Videos of Monday's incident posted on several Web sites show officers pulling Andrew Meyer, 21, away from the microphone after he asks Kerry about impeaching President Bush and whether he and Bush were both members of the secret society Skull and Bones at Yale University.
But rather than have this be a piece about Media Overkill, it's more a post about how the existence of video transforms a lower-case story into a higher-case STORY. In the case of some knuckleheads online, video alone makes them a story. And it's a phenomenon that completely predates YouTube, though YouTube has definitely ratcheted it up.

Footage made high school hazing a national crisis back in 2003.

Footage forced Trent Lott to step down at Senate Majority Leader.

Footage took down an entrenched southern incumbent Senator.

Footage makes mini-furry celebrities out of squirrels and bears.

Footage made Danny DeVito almost relevant there for a day or two last year.

And these are just the first to come to mind.

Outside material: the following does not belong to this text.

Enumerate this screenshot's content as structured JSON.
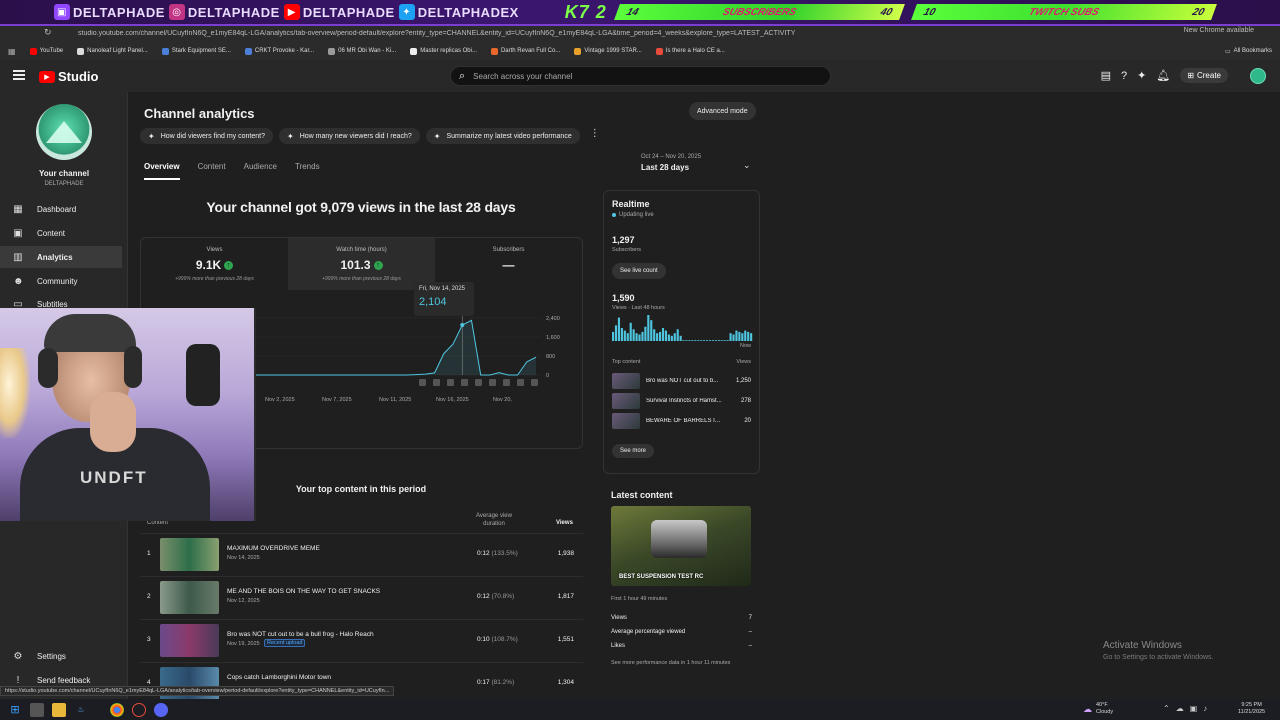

In 21st Century MediaLand, there needs to be a new threshold for what constitutes 'news.' Once primarily used to support a newsworthy story, footage is now being used as a substitute for newsworthiness itself. Let's take the Kerry/Taser story. It's basically a college prank played on a former presidential candidate, maybe amounting to a 2 or 3 on a news merit scale from 1 to 10. But add the goofy video and it gets upgraded to a 6 or 7. News editors or producers shouldn't allow the mere existence of footage to break the newsworthiness barrier.

No, we haven't quite gotten to the point where uploading video of a tree falling in the woods becomes news – "Look! It made a sound!" Not yet.

But if there hadn't been video of the taser event to carpetbomb the cable networks with… there's no way this story is any more than a two sentence mention in a wire copy story.

Ironically enough, the AP story ends with a description of Andrew Meyer's personal website:

The site also has what is called a "disorganized diatribe" attributed to Meyer that criticizes the Iraq war, the news media for not covering the conflict enough and the American public for paying too much attention to celebrity news.
Congrats, Andrew. You, your behavior and your footage has ended up derailing the news media from covering the stories you find more important.